The Trans-Pacific Partnership Agreement (TPPA)

Huge Impact on Kiwis

Our government is negotiating an international agreement that could have a huge effect on the lives of ordinary kiwis. It’s called the Trans-Pacific Partnership Agreement (TPPA), and it involves eleven Asian and Pacific-rim countries, including the United States. If it goes ahead, we risk damage to our innovative economy, our pristine environment, our health, and the ability to shape our own future.

Secret Negotiations and No Public Access

Because the negotiations are being conducted in secret, what we know about the TPPA comes from leaked documents and detective work. This is not acceptable. We live in a democracy, which means we have the right to know what is done in our name and to have a say.

So what’s troubling about the TPPA?

From what we know so far, if the negotiations are completed it will become much harder for the New Zealand government to look after our environment, promote health, protect workers and consumers, and promote the public interest:

  1. Most restrictions on foreign investment will be frozen and rolled back even further.
  2. Big overseas companies will be able to sue the New Zealand government for millions in damages in secretive offshore tribunals, claiming that new laws and regulations (for example, a ban on fracking, smoking control laws, or a cap on electricity prices) have seriously undermined the value of their investments.
  3. Medicines will become more expensive as big pharmaceutical companies gain more influence over PHARMAC, and restrictions are placed on generic medicines.
  4. Copyright laws will be toughened and more harshly enforced, restricting internet freedom and access to information, costing libraries, schools, and businesses, and stifling innovation.
  5. Policy decisions like the privatisation of state assets would be effectively locked in, and public interest policies such as measures to discourage smoking would be subject to strong legal challenges.
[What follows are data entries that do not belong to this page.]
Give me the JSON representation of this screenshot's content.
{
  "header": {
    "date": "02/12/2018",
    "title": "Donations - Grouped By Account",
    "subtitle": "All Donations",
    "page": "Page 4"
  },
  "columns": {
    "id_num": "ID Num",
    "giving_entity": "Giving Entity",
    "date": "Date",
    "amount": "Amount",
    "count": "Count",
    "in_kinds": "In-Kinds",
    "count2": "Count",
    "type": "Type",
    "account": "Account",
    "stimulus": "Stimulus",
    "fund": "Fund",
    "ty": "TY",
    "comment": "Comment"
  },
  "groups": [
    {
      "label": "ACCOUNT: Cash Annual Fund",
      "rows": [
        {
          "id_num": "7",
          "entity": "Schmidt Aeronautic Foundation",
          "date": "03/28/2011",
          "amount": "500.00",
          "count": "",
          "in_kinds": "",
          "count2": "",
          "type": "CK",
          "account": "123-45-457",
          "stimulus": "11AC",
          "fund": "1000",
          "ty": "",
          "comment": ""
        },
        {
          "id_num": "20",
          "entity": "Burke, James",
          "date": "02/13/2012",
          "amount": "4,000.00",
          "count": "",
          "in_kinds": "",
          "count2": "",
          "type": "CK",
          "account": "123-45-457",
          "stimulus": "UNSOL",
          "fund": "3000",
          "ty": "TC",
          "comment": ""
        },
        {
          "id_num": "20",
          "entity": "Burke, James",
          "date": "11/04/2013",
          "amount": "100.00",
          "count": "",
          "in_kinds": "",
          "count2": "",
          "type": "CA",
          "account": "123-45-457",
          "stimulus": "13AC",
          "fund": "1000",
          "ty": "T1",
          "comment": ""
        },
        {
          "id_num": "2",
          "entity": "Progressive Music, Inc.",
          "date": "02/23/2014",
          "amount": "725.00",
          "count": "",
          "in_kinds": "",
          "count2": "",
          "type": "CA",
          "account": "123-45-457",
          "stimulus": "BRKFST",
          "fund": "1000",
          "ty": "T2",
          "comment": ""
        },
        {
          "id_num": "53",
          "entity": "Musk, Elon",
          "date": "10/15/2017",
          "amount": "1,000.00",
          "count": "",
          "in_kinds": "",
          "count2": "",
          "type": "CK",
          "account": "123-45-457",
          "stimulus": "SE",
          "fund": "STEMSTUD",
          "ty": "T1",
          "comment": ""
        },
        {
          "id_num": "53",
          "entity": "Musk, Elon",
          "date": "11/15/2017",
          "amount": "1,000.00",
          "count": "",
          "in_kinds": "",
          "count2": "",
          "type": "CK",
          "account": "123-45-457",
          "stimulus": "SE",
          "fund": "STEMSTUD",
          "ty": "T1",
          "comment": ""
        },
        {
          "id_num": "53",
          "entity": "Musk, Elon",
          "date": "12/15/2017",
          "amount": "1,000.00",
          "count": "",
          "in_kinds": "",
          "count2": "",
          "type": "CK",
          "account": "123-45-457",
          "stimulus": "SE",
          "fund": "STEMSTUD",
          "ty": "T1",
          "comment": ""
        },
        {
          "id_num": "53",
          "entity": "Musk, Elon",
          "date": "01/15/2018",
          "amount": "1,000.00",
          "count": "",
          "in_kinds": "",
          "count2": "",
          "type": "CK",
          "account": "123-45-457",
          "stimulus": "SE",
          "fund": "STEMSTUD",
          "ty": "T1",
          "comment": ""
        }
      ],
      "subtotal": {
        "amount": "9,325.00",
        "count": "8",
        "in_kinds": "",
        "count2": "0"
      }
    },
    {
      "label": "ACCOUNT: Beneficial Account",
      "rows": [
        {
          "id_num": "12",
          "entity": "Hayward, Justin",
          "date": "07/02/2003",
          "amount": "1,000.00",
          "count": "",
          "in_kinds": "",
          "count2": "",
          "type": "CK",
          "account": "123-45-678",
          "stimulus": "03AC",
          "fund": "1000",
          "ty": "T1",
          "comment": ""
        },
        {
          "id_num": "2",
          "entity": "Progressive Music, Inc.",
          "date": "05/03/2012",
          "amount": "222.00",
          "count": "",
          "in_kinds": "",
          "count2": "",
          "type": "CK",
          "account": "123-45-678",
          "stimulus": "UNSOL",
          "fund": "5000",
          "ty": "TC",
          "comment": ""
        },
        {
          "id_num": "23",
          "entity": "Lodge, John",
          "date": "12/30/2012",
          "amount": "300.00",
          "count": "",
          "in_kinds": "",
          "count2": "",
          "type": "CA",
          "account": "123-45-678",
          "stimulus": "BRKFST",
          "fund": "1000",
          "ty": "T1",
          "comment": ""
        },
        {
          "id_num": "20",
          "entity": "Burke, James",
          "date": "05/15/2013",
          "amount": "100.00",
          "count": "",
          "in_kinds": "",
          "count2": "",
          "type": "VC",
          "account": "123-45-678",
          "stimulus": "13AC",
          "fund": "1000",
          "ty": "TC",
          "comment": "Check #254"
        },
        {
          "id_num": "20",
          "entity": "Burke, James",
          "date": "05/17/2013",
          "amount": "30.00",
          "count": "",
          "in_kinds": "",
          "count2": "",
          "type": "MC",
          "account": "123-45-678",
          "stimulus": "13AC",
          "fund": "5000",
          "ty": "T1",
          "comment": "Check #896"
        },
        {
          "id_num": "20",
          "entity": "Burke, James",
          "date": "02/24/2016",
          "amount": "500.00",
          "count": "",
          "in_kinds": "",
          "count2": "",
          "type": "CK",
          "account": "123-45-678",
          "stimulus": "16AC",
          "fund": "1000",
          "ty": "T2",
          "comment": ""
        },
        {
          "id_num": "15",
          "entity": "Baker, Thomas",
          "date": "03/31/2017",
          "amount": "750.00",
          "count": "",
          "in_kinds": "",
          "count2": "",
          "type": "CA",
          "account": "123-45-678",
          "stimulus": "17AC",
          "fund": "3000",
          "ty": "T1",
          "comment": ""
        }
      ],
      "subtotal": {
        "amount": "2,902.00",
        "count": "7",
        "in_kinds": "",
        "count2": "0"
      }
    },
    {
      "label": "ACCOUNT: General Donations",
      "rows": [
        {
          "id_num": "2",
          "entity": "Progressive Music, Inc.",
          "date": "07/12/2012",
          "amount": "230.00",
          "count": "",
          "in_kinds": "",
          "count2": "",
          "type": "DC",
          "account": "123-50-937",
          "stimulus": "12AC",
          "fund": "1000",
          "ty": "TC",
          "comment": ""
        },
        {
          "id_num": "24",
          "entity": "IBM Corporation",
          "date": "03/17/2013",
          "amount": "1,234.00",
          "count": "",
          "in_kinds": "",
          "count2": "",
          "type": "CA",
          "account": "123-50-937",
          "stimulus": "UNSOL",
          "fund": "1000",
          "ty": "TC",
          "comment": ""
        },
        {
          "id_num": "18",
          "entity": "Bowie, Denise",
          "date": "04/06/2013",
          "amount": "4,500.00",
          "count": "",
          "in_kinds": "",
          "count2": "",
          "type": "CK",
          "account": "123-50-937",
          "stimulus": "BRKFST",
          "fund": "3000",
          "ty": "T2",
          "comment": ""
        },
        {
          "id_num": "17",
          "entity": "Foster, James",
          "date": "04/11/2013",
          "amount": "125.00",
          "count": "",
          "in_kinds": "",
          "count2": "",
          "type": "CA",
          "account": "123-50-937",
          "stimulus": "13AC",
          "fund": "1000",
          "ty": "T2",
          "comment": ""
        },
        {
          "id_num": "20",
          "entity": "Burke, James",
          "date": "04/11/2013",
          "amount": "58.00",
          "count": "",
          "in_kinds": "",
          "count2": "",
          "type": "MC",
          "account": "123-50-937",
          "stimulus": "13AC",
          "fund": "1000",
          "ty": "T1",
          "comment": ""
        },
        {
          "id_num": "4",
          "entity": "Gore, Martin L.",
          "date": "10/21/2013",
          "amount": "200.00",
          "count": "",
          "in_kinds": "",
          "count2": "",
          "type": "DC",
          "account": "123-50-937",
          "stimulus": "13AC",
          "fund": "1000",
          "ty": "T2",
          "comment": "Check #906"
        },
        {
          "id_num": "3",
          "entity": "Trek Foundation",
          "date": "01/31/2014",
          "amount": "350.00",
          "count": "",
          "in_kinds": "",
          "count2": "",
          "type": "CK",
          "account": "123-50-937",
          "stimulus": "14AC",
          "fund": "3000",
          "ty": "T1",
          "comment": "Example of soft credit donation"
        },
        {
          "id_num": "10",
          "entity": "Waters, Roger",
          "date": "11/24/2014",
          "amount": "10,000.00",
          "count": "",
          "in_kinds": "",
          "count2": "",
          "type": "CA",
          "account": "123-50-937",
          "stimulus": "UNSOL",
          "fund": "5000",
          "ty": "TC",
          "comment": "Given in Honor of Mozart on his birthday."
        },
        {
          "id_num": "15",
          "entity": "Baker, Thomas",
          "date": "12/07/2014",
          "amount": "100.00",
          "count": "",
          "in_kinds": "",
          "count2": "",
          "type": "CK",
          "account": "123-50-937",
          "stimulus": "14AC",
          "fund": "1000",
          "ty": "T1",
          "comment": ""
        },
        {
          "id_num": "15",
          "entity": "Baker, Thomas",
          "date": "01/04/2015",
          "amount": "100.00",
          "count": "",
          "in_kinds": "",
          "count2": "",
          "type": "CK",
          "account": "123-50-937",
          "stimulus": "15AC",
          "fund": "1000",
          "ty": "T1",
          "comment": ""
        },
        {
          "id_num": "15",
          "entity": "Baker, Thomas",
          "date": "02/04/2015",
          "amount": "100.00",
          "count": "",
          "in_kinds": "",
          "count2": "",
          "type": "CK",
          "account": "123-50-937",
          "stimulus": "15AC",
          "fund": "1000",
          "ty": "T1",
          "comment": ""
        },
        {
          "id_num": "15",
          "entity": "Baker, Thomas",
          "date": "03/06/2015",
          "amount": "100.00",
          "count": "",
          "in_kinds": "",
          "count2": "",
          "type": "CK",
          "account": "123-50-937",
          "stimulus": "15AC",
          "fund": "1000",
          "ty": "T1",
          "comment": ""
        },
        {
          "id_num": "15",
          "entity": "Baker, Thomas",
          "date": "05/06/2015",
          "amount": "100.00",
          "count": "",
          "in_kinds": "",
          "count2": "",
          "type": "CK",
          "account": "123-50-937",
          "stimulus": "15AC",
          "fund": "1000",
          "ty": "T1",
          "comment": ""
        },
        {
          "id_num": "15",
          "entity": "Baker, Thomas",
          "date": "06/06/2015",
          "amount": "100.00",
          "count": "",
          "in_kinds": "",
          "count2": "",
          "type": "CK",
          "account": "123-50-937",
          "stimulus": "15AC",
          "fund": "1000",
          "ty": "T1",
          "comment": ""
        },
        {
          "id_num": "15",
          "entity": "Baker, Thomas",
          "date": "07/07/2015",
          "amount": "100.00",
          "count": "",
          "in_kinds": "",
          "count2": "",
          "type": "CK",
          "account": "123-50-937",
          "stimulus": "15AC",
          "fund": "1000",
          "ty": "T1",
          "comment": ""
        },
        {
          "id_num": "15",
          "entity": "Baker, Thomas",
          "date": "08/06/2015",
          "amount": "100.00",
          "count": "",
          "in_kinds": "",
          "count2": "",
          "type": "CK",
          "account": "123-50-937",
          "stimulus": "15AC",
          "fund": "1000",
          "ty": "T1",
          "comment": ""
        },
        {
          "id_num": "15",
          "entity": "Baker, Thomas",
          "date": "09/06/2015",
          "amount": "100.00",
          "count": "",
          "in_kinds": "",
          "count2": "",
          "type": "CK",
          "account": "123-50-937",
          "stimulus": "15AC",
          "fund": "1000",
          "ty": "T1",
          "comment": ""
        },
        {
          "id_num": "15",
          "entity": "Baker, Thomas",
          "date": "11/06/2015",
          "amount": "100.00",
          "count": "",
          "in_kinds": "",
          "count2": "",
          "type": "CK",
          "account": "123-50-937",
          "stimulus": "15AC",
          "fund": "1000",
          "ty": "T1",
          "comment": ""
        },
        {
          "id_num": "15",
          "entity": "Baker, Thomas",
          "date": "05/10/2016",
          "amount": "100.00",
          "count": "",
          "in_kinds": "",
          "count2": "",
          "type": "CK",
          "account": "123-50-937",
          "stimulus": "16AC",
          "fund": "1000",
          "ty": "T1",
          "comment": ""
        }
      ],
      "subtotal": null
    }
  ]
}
Defending these laws can be extremely costly, and waste state resources.
  6. Foreign banks, insurance companies and money traders will gain more powers to challenge laws designed to prevent another financial crisis; and overseas property dealers could contest moves to burst the property bubble, such as a capital gains tax.


There are plenty of other things to be concerned about, and you can read about them here.

The ruse of Anti-Trade

The government tries to dismiss the critics of TPPA as anti-trade and opposed all foreign investment. Neither of these statements is true, and they are disrespectful to the diverse communities across Aotearoa who fear the TPPA is being negotiated solely for big corporations, and not in the interests of ordinary kiwis.

In whose interests?

Our government says it is acting in New Zealand’s best interest. If they really believe that, they should bring the negotiations into the open, and provide evidence of concrete benefits to outweigh these serious costs. That is what democracy requires.

Does the TPPA sound like something New Zealand should be a part of?